В газетных объявлениях предлагались значки к избирательной кампании и флаги из шёлка или из бумаги. Футбольные команды, закончив игру, прощались со зрителями выкриками согласно предписанию: "Зиг хайль!" На автомашинах знаки "А" заменили знаком "Г". По радио в 6.15 - приказы, в 6.35 - призывы и лозунги, в 6.40 - утренняя зарядка, в 20.00 - концерт из произведений Рихарда Вагнера и до полуночи - развлекательные программы и танцевальная музыка имперской радиостанции в Кёнигсберге.

"Твой бюллетень для голосования 10 апреля пусть выглядит так: больший круг под словом ДА перечеркни жирным крестом".
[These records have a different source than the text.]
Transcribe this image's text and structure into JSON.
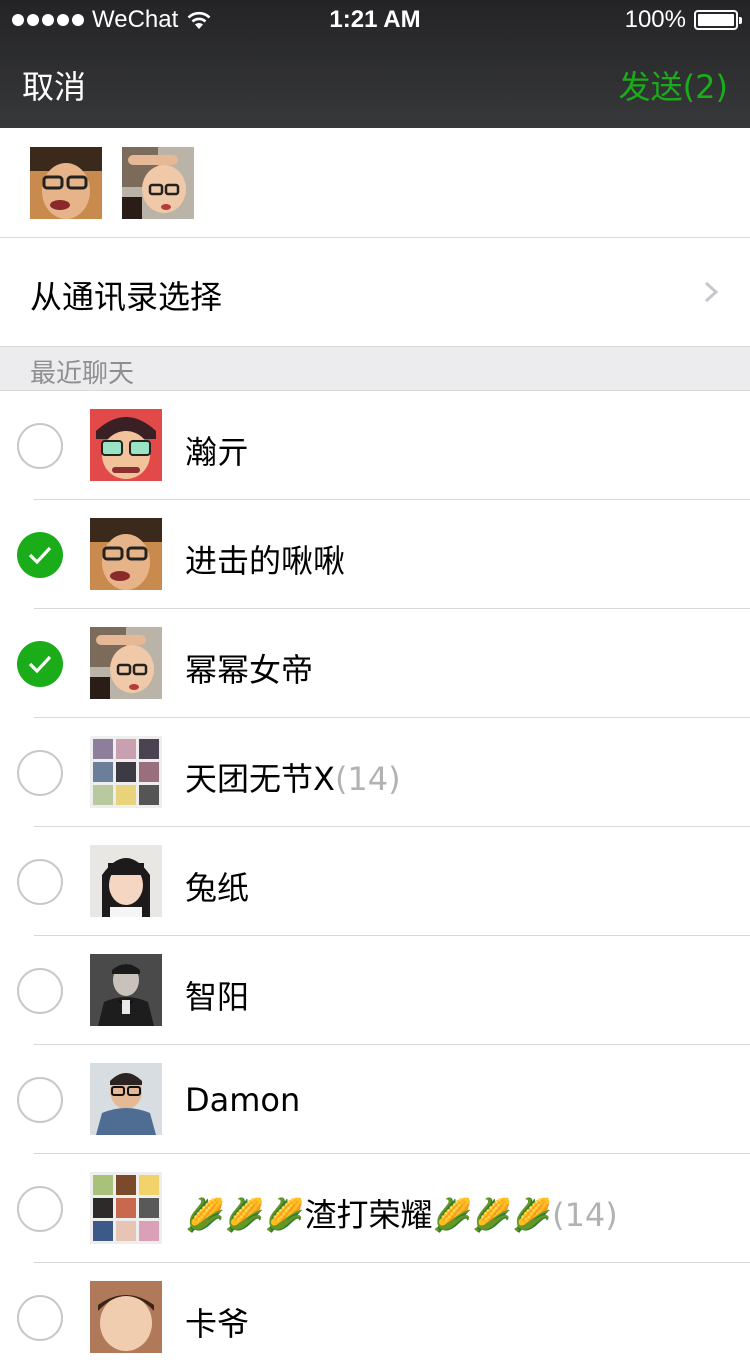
{
  "status_bar": {
    "carrier": "WeChat",
    "time": "1:21 AM",
    "battery": "100%"
  },
  "nav": {
    "cancel": "取消",
    "send": "发送(2)"
  },
  "contacts_entry": {
    "label": "从通讯录选择"
  },
  "section": {
    "title": "最近聊天"
  },
  "chats": [
    {
      "name": "瀚亓",
      "count": "",
      "selected": false,
      "avatar": "cartoon-avatar"
    },
    {
      "name": "进击的啾啾",
      "count": "",
      "selected": true,
      "avatar": "photo-avatar"
    },
    {
      "name": "幂幂女帝",
      "count": "",
      "selected": true,
      "avatar": "photo-avatar"
    },
    {
      "name": "天团无节X",
      "count": "(14)",
      "selected": false,
      "avatar": "group-avatar"
    },
    {
      "name": "兔纸",
      "count": "",
      "selected": false,
      "avatar": "photo-avatar"
    },
    {
      "name": "智阳",
      "count": "",
      "selected": false,
      "avatar": "photo-avatar"
    },
    {
      "name": "Damon",
      "count": "",
      "selected": false,
      "avatar": "photo-avatar"
    },
    {
      "name": "🌽🌽🌽渣打荣耀🌽🌽🌽",
      "count": "(14)",
      "selected": false,
      "avatar": "group-avatar"
    },
    {
      "name": "卡爷",
      "count": "",
      "selected": false,
      "avatar": "photo-avatar"
    }
  ],
  "colors": {
    "accent_green": "#1aad19",
    "nav_background": "#2c2c2e",
    "section_background": "#ececee",
    "muted_text": "#b2b2b2"
  }
}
Воры, выпущенные на свободу в эти дни и вновь попавшиеся, изобличали себя, утверждая, будто купили спорные товары в магазинах, которых, поскольку они принадлежали евреям, ВООБЩЕ БОЛЬШЕ НЕ СУЩЕСТВОВАЛО.

Факельные шествия и митинги; здания с новыми государственными эмблемами обрели ЛИЦО и ВЫТЯГИВАЛИСЬ В ГЕРМАНСКОМ ПРИВЕТСТВИИ; леса и горы также украсились; перед сельскими жителями исторические события разыгрывались в виде спектаклей на природе.

"Все мы были взбудоражены", - рассказывала мать. У них появились какие-то общие переживания. Даже скука буден представлялась весельем праздников - с таким настроением трудились "до глубокой ночи". Наконец-то обнаружилась великая связь между всем, что до сих пор было непонятным и чуждым; всему словно нашлось своё место, и даже отупляющая, механическая работа стала осмысленной. Рабочие движения, которых она требовала, внезапно обрели - ибо человек сознавал, что их одновременно выполняют множество других люден, - бодрый спортивный ритм, тем самым человеку казалось, что он хоть и в сильных руках, но всё-таки свободен.

Ритм стал существованием, он стал ритуалом. "Общая польза выше личной, общие интересы выше личных". Человеку казалось, что везде он дома, а потому исчезла и тоска по родному долгу; на обороте фотокарточек у матери записаны разные адреса, впервые она завела (или получила в подарок?) записную книжку: появилось вдруг так много знакомых и так много всего случалось, что-то можно было ЗАБЫТЬ. Ей всегда хотелось чем-либо гордиться; а раз всё, что она теперь делала, оказывалось по-своему важным, то она могла и вправду гордиться не чем-то определённым, но вообще, эта гордость стала её состоянием, выражением обретённой полноты жизни; с этим смутным чувством гордости она не хотела теперь расставаться.